What are Repo and Reverse Repo?

By reducing the repo rates, the RBI can encourage economic activity in the economy

Update: 2023-02-28 07:43 GMT

Repo is the interest rate charged by the central bank (RBI) when commercial banks borrow money from it. It is a short-term loan where both the parties agree on the sale and future transactions within a specified contractual tenure.

''Repo'' stands for Repurchase Agreement or Repurchasing Option. Banks avail loans from the central bank by selling eligible securities. An agreement between the central bank and the commercial bank will be made to repurchase the securities at a price that is predetermined. This is done when banks face a shortage of funds or need to maintain liquidity in volatile market conditions.

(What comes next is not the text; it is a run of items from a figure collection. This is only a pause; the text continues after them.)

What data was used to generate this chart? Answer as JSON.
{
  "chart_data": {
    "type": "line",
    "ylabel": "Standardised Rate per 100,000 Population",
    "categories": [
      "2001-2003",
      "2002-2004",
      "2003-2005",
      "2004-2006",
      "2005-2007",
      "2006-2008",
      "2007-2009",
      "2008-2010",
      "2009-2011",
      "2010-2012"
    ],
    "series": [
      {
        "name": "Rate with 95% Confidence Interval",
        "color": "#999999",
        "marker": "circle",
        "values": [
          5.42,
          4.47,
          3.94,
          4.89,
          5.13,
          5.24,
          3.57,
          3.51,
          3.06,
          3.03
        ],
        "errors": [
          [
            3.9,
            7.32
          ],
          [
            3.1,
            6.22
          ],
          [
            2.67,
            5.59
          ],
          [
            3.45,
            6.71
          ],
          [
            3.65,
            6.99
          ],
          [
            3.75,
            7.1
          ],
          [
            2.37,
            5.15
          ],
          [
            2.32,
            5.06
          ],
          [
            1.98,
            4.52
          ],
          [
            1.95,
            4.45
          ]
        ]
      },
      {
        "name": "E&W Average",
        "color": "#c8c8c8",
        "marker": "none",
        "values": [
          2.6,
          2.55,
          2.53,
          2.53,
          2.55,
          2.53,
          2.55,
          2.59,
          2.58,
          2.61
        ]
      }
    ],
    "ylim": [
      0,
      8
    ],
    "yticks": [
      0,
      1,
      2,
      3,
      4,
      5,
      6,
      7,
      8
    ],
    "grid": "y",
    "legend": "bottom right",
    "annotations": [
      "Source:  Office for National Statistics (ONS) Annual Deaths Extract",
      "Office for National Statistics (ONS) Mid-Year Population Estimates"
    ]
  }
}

The RBI uses the repo rate to control inflation rates.

Reverse repo is the interest rate that the RBI pays commercial banks when they park their excess cash with the central bank. It is an act of buying securities to resell them in future for a profit.

By reducing the repo rates, the RBI can encourage economic activity in the economy. Repo and reverse repo are termed as ‘benchmark’ interest rates in the economy. Repos and reverse repos signify the same transaction but are titled differently, and as RBI is also a bank, it has to make more than it pays making the repo rate higher than the reverse repo rate.

On the basis of an assessment of the current and evolving macroeconomic situation, the Monetary Policy Committee (MPC) at its meeting on February 8, 2023 has decided to increase the policy repo rate under the liquidity adjustment facility (LAF) by 25 basis points to 6.50 per cent, while the reverse repo rate is 3.35 per cent.